Onkyo HT-S9300THX Integrated System Page 3
Space Buddies shoots five golden retriever puppies into space, proof that Disney will do anything to entertain your children. The cast also includes a Jack Russell terrier, and lest you think it relies entirely on talking dogs and humans too dumb to know what they’re saying, there’s also a talking ferret. The soundtrack’s relatively modest, toddlerfriendly dynamic range moved me to dial down Dynamic Volume from Heavy to Medium; in retrospect, I could probably have gotten by with Light or Off. The quasi-symphonic score was actually quite attractive. Bass was in proper proportion just in time for a meteor shower that sent low-frequency effects zooming and whizzing around the soundfield.
More Mode Shuffling
For the music demos, my tweaking took a different form, as I hopped around the listening modes. These didn’t include Audyssey Dynamic EQ, Dynamic Volume, or THX Loudness Plus because I preferred to keep musical dynamics and frequency response intact for foreground listening. Instead, for stereo-to-surround rechanneling, I used the Dolby Pro Logic II Music mode, with and without an overlay of additional THX Music processing. When I cut back to two channels, I used both (plain) Stereo, which preserves the Audyssey 2EQ settings, and Direct, which delivers an unvarnished signal with no room correction and no bass management (which means no sub).
Plain Direct didn’t last long after I dropped the needle on the second Talking Heads LP, More Songs About Buildings and Food. The Onkyo speakers didn’t have enough bass to deliver Tina Weymouth’s bass or Chris Frantz’s mighty kick drum without a sub. In Stereo and the various surround modes, the rhythm section clicked on, although the overall bass weight still wasn’t right. My makeshift analog rig may have been responsible. I adjusted the sub from 25 percent of its volume control’s range to 50 percent. Once the bass was dialed in, I was free to get lost in the glittering, shimmering textures of the first Talking Heads album to have been produced by Brian Eno.

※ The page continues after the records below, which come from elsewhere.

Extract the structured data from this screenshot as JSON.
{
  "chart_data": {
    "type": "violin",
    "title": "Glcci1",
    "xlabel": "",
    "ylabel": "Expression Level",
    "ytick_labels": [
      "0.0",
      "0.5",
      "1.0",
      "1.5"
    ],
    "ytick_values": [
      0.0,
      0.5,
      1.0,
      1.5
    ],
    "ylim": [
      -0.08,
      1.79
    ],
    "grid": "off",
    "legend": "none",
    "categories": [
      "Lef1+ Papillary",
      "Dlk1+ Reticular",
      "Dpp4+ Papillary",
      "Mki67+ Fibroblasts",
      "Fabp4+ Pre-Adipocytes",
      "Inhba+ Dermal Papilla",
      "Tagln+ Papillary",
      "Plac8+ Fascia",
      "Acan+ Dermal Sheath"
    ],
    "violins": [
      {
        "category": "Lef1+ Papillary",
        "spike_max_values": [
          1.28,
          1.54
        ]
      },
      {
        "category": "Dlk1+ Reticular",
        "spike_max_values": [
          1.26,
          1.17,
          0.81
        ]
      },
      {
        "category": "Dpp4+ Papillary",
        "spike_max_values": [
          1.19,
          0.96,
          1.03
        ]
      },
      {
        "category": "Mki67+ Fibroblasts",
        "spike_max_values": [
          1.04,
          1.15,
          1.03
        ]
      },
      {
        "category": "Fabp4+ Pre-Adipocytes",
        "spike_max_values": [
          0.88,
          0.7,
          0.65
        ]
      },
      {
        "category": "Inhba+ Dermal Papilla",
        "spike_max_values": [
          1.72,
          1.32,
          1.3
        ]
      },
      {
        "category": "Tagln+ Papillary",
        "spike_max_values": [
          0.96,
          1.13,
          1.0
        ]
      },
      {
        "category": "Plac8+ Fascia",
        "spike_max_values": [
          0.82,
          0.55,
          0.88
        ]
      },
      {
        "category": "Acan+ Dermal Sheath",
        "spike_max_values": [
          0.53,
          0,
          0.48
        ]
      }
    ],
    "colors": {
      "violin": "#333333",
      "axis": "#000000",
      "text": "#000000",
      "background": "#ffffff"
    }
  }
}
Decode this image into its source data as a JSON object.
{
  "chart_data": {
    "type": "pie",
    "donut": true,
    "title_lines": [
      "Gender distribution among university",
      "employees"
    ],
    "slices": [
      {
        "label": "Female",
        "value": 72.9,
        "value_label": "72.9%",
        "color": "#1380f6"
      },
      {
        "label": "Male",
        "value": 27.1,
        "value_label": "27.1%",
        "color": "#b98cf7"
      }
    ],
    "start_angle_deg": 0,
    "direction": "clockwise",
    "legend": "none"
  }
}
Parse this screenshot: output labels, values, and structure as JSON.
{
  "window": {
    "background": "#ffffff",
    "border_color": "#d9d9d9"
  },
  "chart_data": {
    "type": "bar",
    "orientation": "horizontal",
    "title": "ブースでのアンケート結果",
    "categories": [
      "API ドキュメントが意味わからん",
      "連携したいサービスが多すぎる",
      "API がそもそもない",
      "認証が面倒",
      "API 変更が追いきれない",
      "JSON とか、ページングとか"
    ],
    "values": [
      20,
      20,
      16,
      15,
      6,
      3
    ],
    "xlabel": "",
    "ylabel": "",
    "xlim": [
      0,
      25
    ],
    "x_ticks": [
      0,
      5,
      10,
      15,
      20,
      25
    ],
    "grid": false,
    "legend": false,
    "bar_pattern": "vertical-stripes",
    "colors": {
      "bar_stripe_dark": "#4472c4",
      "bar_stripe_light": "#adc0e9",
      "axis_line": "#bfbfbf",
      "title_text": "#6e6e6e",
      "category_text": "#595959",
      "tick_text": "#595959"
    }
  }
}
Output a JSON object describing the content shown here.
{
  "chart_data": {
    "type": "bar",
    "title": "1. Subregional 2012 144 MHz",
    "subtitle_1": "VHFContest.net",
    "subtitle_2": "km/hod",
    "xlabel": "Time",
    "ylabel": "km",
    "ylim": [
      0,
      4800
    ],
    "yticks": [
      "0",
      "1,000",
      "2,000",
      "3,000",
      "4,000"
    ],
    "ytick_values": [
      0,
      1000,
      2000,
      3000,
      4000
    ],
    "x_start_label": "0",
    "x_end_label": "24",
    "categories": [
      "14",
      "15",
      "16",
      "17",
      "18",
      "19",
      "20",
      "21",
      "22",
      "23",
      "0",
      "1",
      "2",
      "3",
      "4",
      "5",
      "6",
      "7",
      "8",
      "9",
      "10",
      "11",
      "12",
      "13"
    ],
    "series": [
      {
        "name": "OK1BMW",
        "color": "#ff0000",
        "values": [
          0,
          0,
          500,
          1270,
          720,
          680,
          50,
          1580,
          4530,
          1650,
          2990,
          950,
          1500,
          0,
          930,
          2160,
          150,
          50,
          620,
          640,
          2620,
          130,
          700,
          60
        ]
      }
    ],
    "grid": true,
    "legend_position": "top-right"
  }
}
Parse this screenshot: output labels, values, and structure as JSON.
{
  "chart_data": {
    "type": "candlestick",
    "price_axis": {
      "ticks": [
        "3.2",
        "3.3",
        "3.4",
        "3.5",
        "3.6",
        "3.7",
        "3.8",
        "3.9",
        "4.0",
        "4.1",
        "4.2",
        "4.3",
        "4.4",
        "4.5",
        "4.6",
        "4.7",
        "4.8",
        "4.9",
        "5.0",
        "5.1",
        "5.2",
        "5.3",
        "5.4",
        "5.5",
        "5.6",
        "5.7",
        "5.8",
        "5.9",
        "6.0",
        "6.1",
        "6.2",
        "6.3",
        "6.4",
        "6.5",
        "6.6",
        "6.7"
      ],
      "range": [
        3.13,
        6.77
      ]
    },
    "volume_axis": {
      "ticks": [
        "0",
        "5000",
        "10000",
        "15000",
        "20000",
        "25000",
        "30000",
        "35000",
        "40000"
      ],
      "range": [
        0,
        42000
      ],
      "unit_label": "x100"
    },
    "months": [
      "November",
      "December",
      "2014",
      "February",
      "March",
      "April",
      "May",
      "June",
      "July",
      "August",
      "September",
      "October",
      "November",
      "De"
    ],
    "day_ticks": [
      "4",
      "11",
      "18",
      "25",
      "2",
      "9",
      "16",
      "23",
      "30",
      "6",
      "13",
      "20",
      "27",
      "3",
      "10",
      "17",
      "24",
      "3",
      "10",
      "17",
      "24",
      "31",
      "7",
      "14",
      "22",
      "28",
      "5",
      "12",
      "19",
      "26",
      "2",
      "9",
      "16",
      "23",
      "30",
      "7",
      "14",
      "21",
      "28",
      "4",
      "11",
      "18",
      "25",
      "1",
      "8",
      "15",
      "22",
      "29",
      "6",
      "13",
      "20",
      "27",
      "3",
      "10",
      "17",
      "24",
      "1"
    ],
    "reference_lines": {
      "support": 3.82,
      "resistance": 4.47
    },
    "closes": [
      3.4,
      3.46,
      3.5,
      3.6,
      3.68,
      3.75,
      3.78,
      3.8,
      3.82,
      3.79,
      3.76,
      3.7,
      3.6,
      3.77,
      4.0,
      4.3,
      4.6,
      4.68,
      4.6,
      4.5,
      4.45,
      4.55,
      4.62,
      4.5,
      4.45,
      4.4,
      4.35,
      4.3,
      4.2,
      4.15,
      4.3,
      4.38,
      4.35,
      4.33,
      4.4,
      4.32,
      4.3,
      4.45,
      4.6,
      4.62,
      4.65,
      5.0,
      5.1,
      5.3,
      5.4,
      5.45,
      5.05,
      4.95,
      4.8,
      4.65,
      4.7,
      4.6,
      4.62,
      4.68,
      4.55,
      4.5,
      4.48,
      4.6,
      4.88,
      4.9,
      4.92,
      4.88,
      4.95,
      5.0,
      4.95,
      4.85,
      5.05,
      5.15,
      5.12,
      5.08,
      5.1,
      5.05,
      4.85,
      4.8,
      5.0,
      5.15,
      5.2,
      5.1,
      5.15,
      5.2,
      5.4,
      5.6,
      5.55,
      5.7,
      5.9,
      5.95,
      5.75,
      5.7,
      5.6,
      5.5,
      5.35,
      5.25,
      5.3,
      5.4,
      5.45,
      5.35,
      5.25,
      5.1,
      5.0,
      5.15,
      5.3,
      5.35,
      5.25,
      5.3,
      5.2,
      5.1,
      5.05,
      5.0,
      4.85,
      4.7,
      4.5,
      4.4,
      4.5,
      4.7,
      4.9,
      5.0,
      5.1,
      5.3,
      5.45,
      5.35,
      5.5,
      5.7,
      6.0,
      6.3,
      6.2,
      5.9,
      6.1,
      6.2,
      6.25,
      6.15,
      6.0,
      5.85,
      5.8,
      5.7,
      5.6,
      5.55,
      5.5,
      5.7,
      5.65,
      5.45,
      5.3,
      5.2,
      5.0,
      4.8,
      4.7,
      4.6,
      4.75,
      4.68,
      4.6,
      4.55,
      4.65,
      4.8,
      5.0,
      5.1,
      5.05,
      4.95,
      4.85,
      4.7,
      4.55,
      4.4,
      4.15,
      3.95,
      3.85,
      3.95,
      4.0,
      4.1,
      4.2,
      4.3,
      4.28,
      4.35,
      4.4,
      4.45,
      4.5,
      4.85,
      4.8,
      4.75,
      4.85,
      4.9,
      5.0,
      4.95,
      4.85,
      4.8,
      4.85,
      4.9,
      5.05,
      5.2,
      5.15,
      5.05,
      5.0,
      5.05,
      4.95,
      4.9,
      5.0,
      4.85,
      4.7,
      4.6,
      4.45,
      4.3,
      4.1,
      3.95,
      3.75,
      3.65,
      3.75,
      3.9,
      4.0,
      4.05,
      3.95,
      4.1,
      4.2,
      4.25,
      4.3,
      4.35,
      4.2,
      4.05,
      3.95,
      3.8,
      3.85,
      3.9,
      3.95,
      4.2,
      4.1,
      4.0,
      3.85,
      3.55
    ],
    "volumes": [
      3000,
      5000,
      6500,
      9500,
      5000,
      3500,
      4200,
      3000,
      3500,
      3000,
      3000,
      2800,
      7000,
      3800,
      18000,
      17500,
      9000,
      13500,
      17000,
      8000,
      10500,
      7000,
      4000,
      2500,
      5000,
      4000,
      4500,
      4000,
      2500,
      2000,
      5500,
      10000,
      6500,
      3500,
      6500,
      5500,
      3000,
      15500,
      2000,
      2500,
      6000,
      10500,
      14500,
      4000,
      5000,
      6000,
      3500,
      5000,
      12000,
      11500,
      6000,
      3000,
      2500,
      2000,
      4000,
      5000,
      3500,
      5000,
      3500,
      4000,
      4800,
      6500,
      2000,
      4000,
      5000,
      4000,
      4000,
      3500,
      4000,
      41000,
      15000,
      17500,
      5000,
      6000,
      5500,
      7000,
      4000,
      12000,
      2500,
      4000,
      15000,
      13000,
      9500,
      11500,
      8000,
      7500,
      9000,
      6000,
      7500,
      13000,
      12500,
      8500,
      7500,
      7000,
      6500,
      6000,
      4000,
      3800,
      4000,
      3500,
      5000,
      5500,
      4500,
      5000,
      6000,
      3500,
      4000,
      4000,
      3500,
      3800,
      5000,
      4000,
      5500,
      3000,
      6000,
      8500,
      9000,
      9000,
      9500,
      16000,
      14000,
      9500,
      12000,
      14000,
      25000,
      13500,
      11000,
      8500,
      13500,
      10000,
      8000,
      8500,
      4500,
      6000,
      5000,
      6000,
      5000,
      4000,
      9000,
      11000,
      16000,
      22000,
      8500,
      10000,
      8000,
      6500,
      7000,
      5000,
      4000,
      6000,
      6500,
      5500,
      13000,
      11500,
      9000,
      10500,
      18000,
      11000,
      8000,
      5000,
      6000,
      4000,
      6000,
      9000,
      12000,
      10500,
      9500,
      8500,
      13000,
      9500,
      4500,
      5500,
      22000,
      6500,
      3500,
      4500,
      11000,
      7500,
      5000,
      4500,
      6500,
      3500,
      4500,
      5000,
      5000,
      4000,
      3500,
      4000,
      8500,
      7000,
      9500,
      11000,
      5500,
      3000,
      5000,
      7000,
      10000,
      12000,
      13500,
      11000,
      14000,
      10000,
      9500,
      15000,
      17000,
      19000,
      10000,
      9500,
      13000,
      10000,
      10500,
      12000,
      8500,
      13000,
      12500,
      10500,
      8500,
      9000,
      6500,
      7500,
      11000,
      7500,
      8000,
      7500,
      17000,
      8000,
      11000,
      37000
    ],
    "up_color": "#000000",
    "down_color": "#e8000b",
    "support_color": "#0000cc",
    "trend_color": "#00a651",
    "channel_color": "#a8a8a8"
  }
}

A CD called Mi Alma Mexicana (or My Mexican Soul) celebrates the bicentennial of that nation’s independence from Spain. It features 13 homegrown composers from the 19th to 21st centuries, with Alondra de la Parra conducting the Philharmonic Orchestra of the Americas. Despite a fine Sony Classical recording, the strings were a little hot—perhaps lossless Blu-ray Discs and vinyl have spoiled me. The THX Music mode, combined with DPLII, gave solo violin slightly more prominence than plain DPLII. But all of the surround modes moved the lead instrument in a guitar concerto too close to the surround channels. To restore order, I cut back to Stereo.
Return to Forever Returns: Live at Montreaux 2008 (Blu-ray Disc) defaulted to its two-channel LPCM soundtrack, but I switched the disc to 5.1-channel DTS-HD Master Audio. It was mastered loud and only needed about half of the AVR’s volume control’s range except in some of the quieter all-acoustic moments. The multichannel source could be channeled in several ways: unprocessed, THX Music, All-Channel Stereo, Full Mono, Direct, and Stereo. None of these improved on the original DTS-HD Master Audio signal, although THX Music altered it so subtly that I couldn’t develop a preference. The sub gave me a little more of Stanley Clarke’s bass than the mixer intended—for once, the THX sub volume position was the right one. The music in this long-awaited reunion is transcendent, with plenty of solo space for each member of the mega-talented quartet.
The Onkyo HT-S9300THX HTIB has a lot of useful features. Audyssey 2EQ makes it easy to set up. Audyssey Dynamic EQ and THX Loudness Plus will make it easy to live with if you prefer to listen below the reference level (and that’s most people I know). Tweakers will love the variety of listening modes—but those who prefer to set and forget will also find what they need. This system isn’t just a repository for logos but a solid performer at a reasonable price.